Please read this important information before proceeding.

That’s an important definition, and one that’s grounded in empirical evidence. Historically, top quartile managers within each asset class peer group have outperformed the respective index, despite the issues cited in research around survivorship bias4. That’s why it’s worth spending time and effort on manager selection. Figure 1 shows mutual fund ‘excess returns’ (i.e., the return of the fund minus the return of the relevant index) by peer group across a number of common asset classes over the 10 years ending 2010.

Figure 1: Net excess returns (%) of top quartile mutual fund managers by investment style

There are a number of conclusions to draw from the data:

  • Over the past 10 years, the 5th and 25th percentile managers in each asset class have outperformed (i.e., had a positive excess return) on a net-of-fees basis over long-term periods and in each calendar year.
  • The degree of excess return diminishes over longer time periods. This suggests even if individual managers generate substantial short-term outperformance, they often revert to the mean over time.
  • The average (or median) manager’s performance, even without taking into account managers who may have dropped out of the peer group, is often at the index or slightly below the index.

Top quartile managers within each asset class peer group have outperformed the respective index

The compounding effect of these excess returns can have a meaningful impact on a client’s wealth over time. Consider Figure 2, in which we map the nominal growth of £1,000,000 over 20 years, assuming an annual return of 6% and varying levels of excess return. The outperformance over time results in significantly more value.

Figure 2: Growth of £1,000,000 based on various return assumptions

Over 10 and 20 years the power of compounding at a higher rate is substantial, with more than a £3.5MM difference in the end value based on a 10% return versus a 6% return on an initial £1MM investment. Obviously this difference can work in both directions, as poor manager selection leading to a lower annual return would have the opposite impact.

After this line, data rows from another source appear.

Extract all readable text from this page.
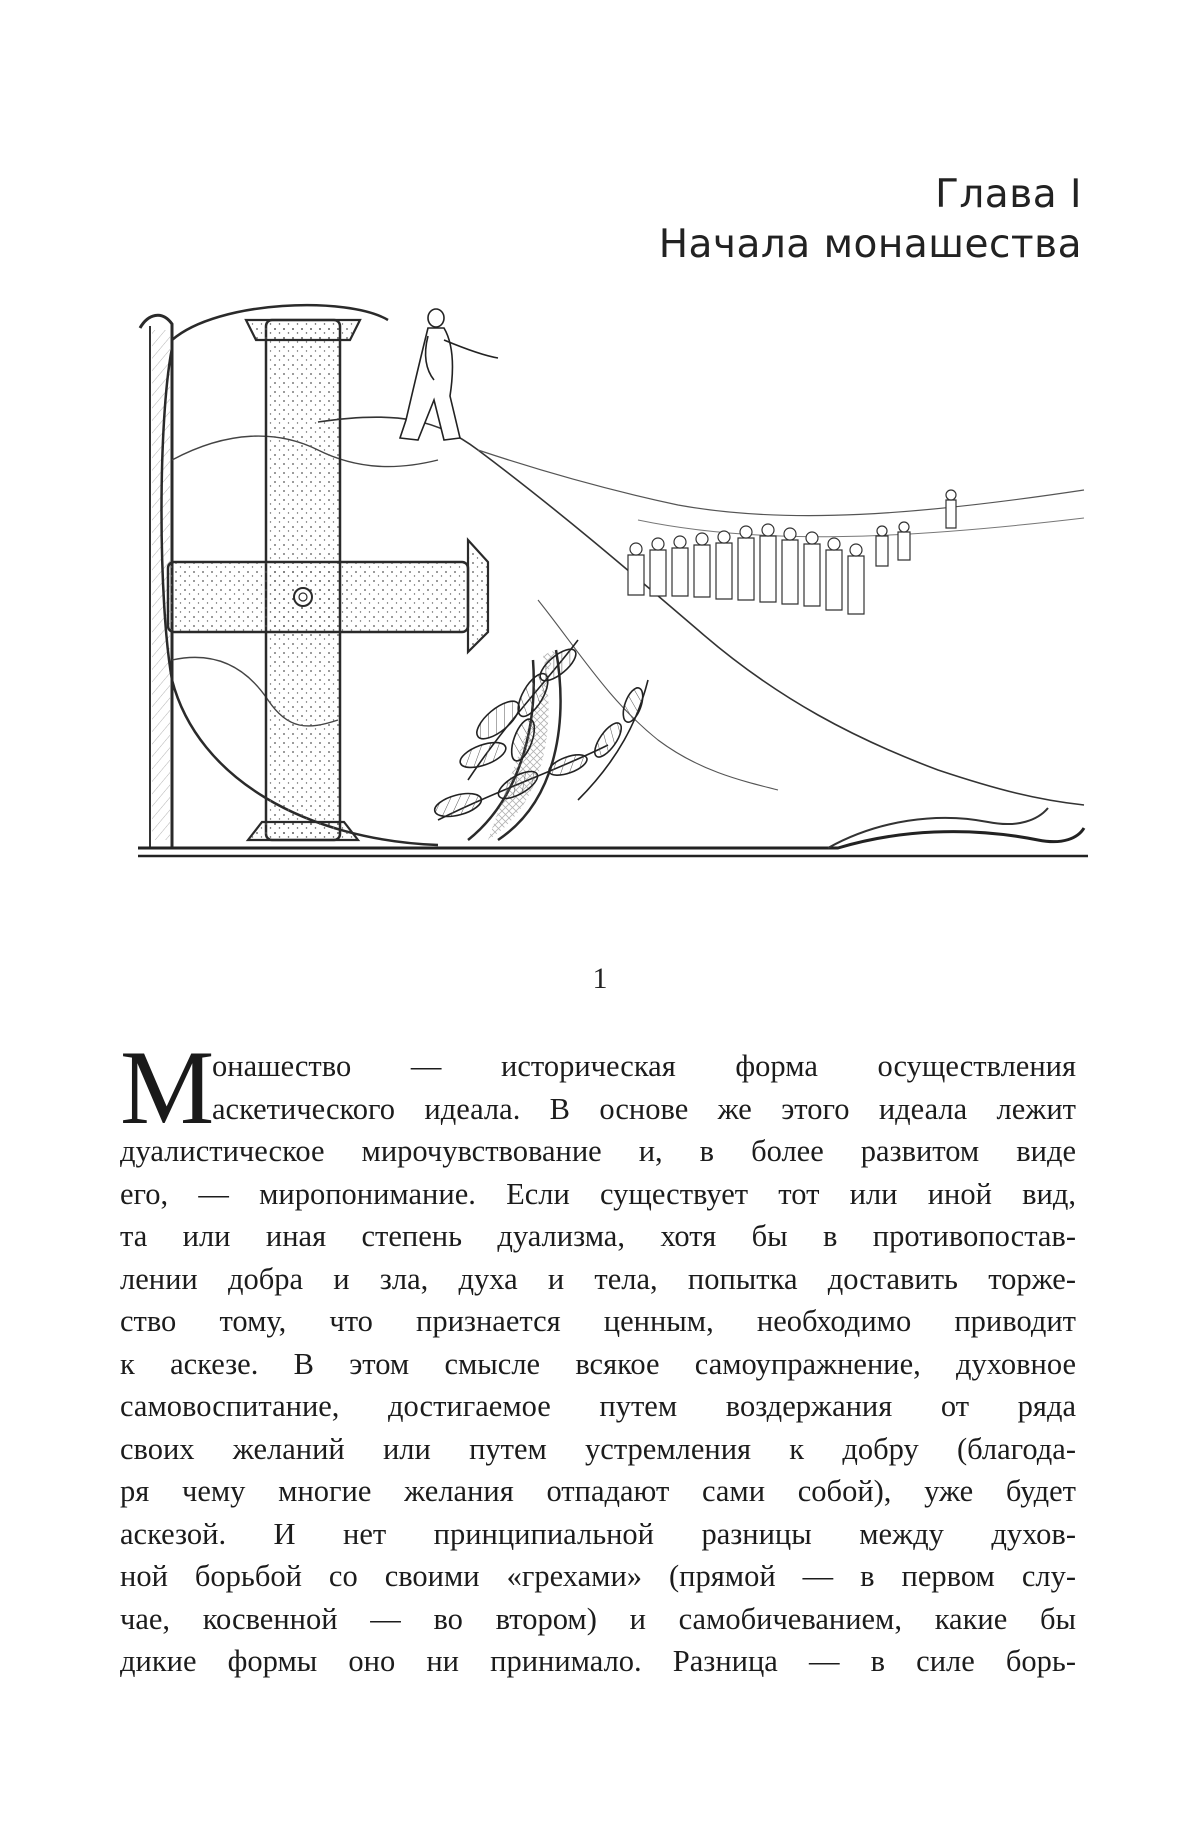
Глава I
Начала монашества
1
М
онашество — историческая форма осуществления
аскетического идеала. В основе же этого идеала лежит
дуалистическое мирочувствование и, в более развитом виде
его, — миропонимание. Если существует тот или иной вид,
та или иная степень дуализма, хотя бы в противопостав-
лении добра и зла, духа и тела, попытка доставить торже-
ство тому, что признается ценным, необходимо приводит
к аскезе. В этом смысле всякое самоупражнение, духовное
самовоспитание, достигаемое путем воздержания от ряда
своих желаний или путем устремления к добру (благода-
ря чему многие желания отпадают сами собой), уже будет
аскезой. И нет принципиальной разницы между духов-
ной борьбой со своими «грехами» (прямой — в первом слу-
чае, косвенной — во втором) и самобичеванием, какие бы
дикие формы оно ни принимало. Разница — в силе борь-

Past performance is no guarantee…

If you do buy into the premise that there are managers who can outperform on a long-term basis, and that this can be meaningful to the value of an overall portfolio, then can you just invest in managers who have done well for long-term periods and expect the performance to repeat itself? This paper answers that question on many levels, but an illustration of actual manager returns can help explain why it’s not as simple as relying on a manager’s past performance.

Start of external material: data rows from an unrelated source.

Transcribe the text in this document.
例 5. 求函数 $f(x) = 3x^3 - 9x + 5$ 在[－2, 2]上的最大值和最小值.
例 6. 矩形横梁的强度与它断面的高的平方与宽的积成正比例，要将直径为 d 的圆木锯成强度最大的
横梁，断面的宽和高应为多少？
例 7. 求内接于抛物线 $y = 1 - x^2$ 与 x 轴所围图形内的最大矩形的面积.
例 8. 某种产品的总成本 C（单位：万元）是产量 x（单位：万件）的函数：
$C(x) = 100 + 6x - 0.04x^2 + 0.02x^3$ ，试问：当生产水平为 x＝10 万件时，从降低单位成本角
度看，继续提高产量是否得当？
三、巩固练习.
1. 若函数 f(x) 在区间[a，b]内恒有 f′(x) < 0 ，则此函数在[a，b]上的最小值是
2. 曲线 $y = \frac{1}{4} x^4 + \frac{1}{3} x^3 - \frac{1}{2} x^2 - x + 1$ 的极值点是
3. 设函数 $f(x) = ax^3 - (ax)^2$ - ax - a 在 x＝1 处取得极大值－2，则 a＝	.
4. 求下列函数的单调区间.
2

In Figures 3 and 4, we show Investworks data from the US Large Cap and US Small Cap manager peer groups that can be used to answer the question: do top quartile managers tend to stay there? The data represents all mutual funds still in existence at the end of 2010 that had at least 10 years of actual past returns. The calendar year data was then grouped into pairs of contiguous three-year and five-year returns.

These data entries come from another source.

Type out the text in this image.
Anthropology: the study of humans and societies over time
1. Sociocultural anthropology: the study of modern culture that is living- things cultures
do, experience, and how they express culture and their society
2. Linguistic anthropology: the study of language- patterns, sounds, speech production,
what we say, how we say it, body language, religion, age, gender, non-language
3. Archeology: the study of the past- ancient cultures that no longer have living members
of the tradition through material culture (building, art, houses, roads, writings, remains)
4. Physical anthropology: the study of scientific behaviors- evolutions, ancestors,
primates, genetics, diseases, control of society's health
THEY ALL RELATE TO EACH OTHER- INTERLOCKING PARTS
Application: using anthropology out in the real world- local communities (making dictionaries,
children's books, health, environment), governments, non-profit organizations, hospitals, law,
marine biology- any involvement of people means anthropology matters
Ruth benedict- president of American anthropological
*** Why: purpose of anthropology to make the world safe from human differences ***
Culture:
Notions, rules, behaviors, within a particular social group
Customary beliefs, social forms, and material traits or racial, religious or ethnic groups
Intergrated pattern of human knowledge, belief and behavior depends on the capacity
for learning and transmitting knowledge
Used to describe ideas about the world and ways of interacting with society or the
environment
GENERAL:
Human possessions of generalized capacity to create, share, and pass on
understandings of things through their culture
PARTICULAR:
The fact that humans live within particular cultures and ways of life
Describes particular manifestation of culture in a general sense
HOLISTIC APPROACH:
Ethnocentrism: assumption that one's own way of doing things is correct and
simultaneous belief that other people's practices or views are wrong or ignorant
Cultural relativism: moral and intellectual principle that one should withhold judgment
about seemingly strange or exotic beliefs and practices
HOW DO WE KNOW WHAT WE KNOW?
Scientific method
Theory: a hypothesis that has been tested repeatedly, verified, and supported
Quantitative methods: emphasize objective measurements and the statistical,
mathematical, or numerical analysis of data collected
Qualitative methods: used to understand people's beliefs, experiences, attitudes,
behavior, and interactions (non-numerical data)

For the first time period in each pair, managers were grouped into quartiles; the performance of the top quartile managers was then analysed in the second time period. Based on this data, it’s clear that top quartile managers do not tend to stay there.

Figure 3: US large cap top quartile managers’ subsequent performance

Figure 4: US small cap top quartile managers’ subsequent performance

Consider the “average” data for the three-year periods for both Large Cap and Small Cap mutual funds; on average, only about 28% of top quartile managers in one three-year period remained in the top quartile in the subsequent period. The data was even worse for the five-year periods, where 22% and 17% of the top quartile managers stayed there.
In other words, as you have read over and over again, past performance is no guarantee of future results. While this data focuses on long-only US stock mutual funds, the conclusion holds true for non-US equity funds. The conclusion is less true for hedge funds and not applicable to private equity.

Despite data like that in Figures 3 and 4, performance continues to be the most important aspect in most investor decisions whether to invest with a manager or not. And that’s the biggest reason why most investors fail at manager selection. This paper details a different approach.